Hertz Global Holdings (OTC:HTZG.Q) announced a plan on Tuesday that should enable the vehicle rental company to exit Chapter 11 bankruptcy as a stronger and more financially sound business.
Knighthead Capital Management and Certares Opportunities will serve as sponsors of the plan. They will combine to invest up to $4.2 billion to purchase as much as 100% -- and not less than a majority stake -- of common shares of the reorganized Hertz. The proposal will be accompanied by a new $1 billion first-lien financing and a new $1.5 billion revolving credit facility, which should put the company on pace to exit Chapter 11 in early to mid summer.
Paul Stone, Hertz's CEO, said in a news release: "We've been making excellent progress on our financial and operational initiatives and repositioning our business as we prepare for increased travel demand as the pandemic subsides. We're grateful for the commitment of our exceptional employees and teams around the world working tirelessly to maintain smooth operations with safe and outstanding service to our customers."

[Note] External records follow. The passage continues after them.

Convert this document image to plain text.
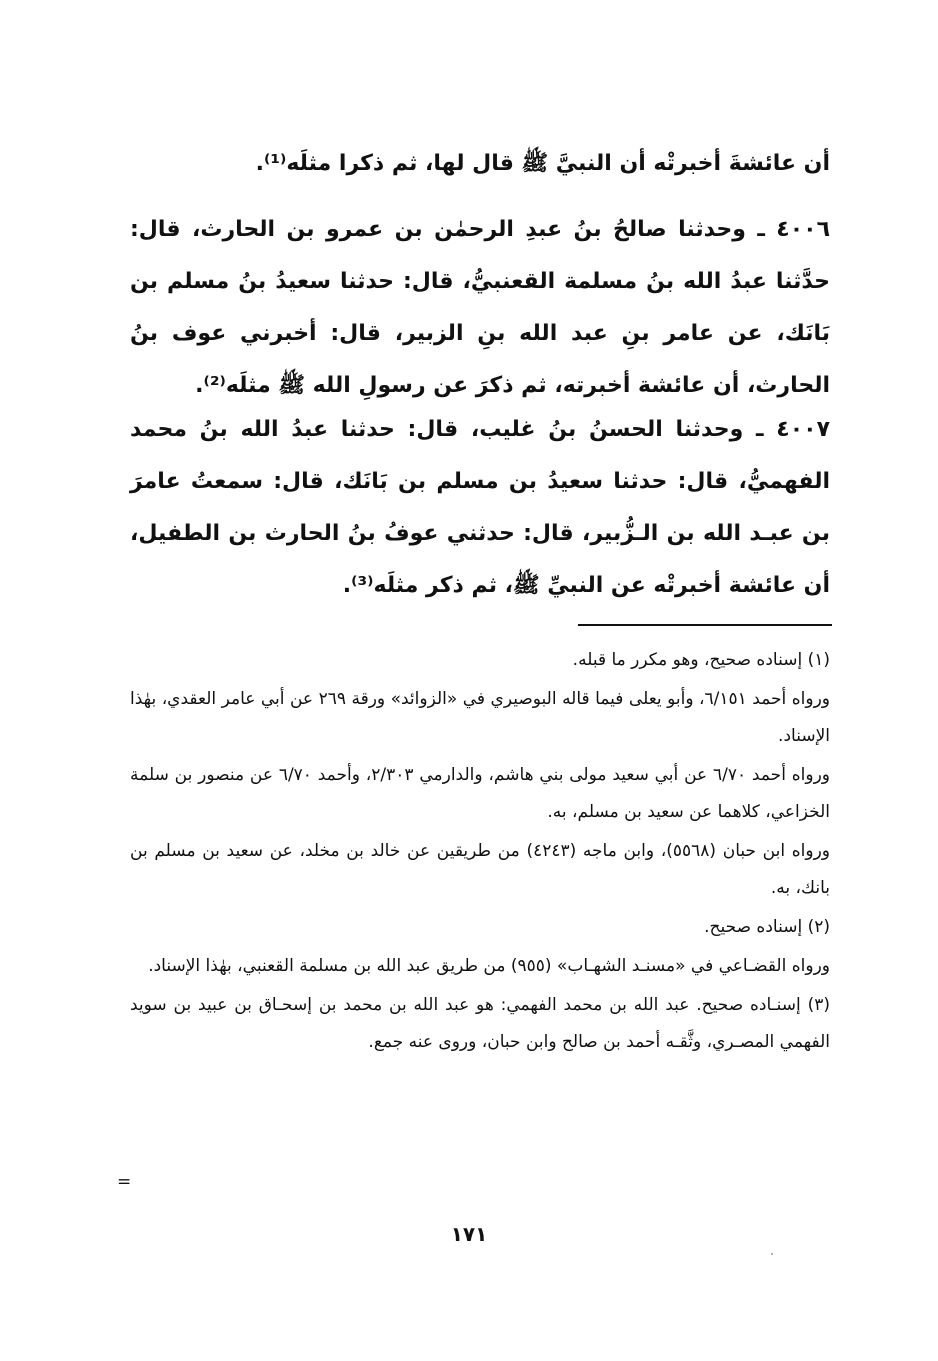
أن عائشةَ أخبرتْه أن النبيَّ ﷺ قال لها، ثم ذكرا مثلَه⁽¹⁾.

٤٠٠٦ ـ وحدثنا صالحُ بنُ عبدِ الرحمٰن بن عمرو بن الحارث، قال: حدَّثنا عبدُ الله بنُ مسلمة القعنبيُّ، قال: حدثنا سعيدُ بنُ مسلم بن بَانَك، عن عامر بنِ عبد الله بنِ الزبير، قال: أخبرني عوف بنُ الحارث، أن عائشة أخبرته، ثم ذكرَ عن رسولِ الله ﷺ مثلَه⁽²⁾.

٤٠٠٧ ـ وحدثنا الحسنُ بنُ غليب، قال: حدثنا عبدُ الله بنُ محمد الفهميُّ، قال: حدثنا سعيدُ بن مسلم بن بَانَك، قال: سمعتُ عامرَ بن عبـد الله بن الـزُّبير، قال: حدثني عوفُ بنُ الحارث بن الطفيل، أن عائشة أخبرتْه عن النبيِّ ﷺ، ثم ذكر مثلَه⁽³⁾.

(١) إسناده صحيح، وهو مكرر ما قبله.

ورواه أحمد ٦/١٥١، وأبو يعلى فيما قاله البوصيري في «الزوائد» ورقة ٢٦٩ عن أبي عامر العقدي، بهٰذا الإسناد.

ورواه أحمد ٦/٧٠ عن أبي سعيد مولى بني هاشم، والدارمي ٢/٣٠٣، وأحمد ٦/٧٠ عن منصور بن سلمة الخزاعي، كلاهما عن سعيد بن مسلم، به.

ورواه ابن حبان (٥٥٦٨)، وابن ماجه (٤٢٤٣) من طريقين عن خالد بن مخلد، عن سعيد بن مسلم بن بانك، به.

(٢) إسناده صحيح.

ورواه القضـاعي في «مسنـد الشهـاب» (٩٥٥) من طريق عبد الله بن مسلمة القعنبي، بهٰذا الإسناد.

(٣) إسنـاده صحيح. عبد الله بن محمد الفهمي: هو عبد الله بن محمد بن إسحـاق بن عبيد بن سويد الفهمي المصـري، وثَّقـه أحمد بن صالح وابن حبان، وروى عنه جمع.

=
١٧١
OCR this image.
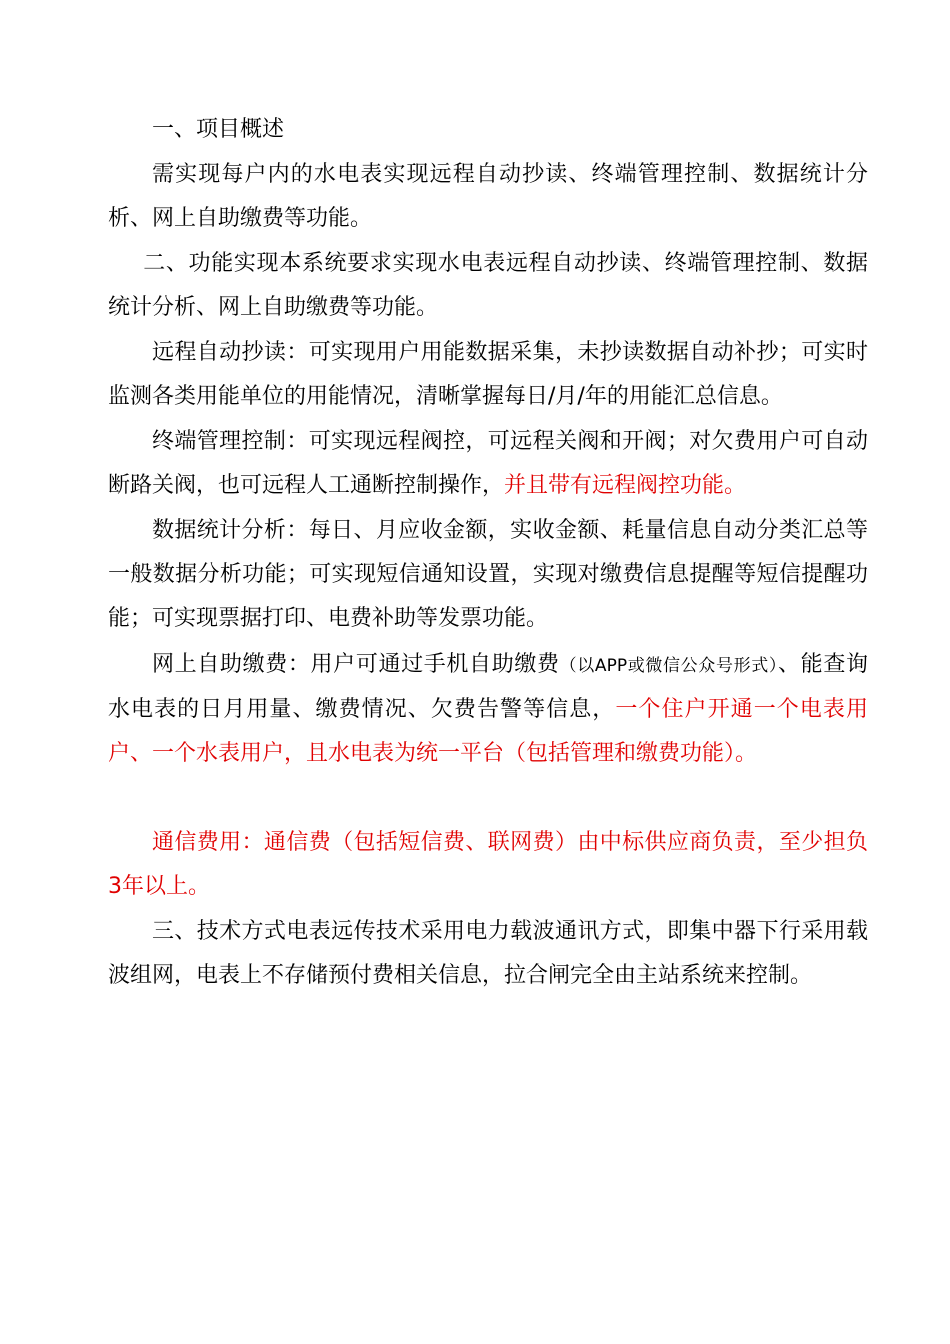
一、项目概述

需实现每户内的水电表实现远程自动抄读、终端管理控制、数据统计分析、网上自助缴费等功能。

二、功能实现本系统要求实现水电表远程自动抄读、终端管理控制、数据统计分析、网上自助缴费等功能。

远程自动抄读：可实现用户用能数据采集，未抄读数据自动补抄；可实时监测各类用能单位的用能情况，清晰掌握每日/月/年的用能汇总信息。

终端管理控制：可实现远程阀控，可远程关阀和开阀；对欠费用户可自动断路关阀，也可远程人工通断控制操作，并且带有远程阀控功能。

数据统计分析：每日、月应收金额，实收金额、耗量信息自动分类汇总等一般数据分析功能；可实现短信通知设置，实现对缴费信息提醒等短信提醒功能；可实现票据打印、电费补助等发票功能。

网上自助缴费：用户可通过手机自助缴费（以APP或微信公众号形式）、能查询水电表的日月用量、缴费情况、欠费告警等信息，一个住户开通一个电表用户、一个水表用户，且水电表为统一平台（包括管理和缴费功能）。

通信费用：通信费（包括短信费、联网费）由中标供应商负责，至少担负3年以上。

三、技术方式电表远传技术采用电力载波通讯方式，即集中器下行采用载波组网，电表上不存储预付费相关信息，拉合闸完全由主站系统来控制。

The saga since Hertz filed for bankruptcy has included billionaire hedge fund manager Carl Icahn throwing in the towel, a head-scratching jump in the stock price of nearly 900%, and Hertz's eventual delisting from the New York Stock Exchange.
The next step now is for the Bankruptcy Court to meet April 16 and approve the terms of the plan and proposed investments. The reorganized company should emerge with a more-sustainable capital structure, less corporate debt, and a less-leveraged debt structure for its vehicle fleet, which is what got Hertz in trouble initially. Meanwhile, investors will wait for a rebound in travel business.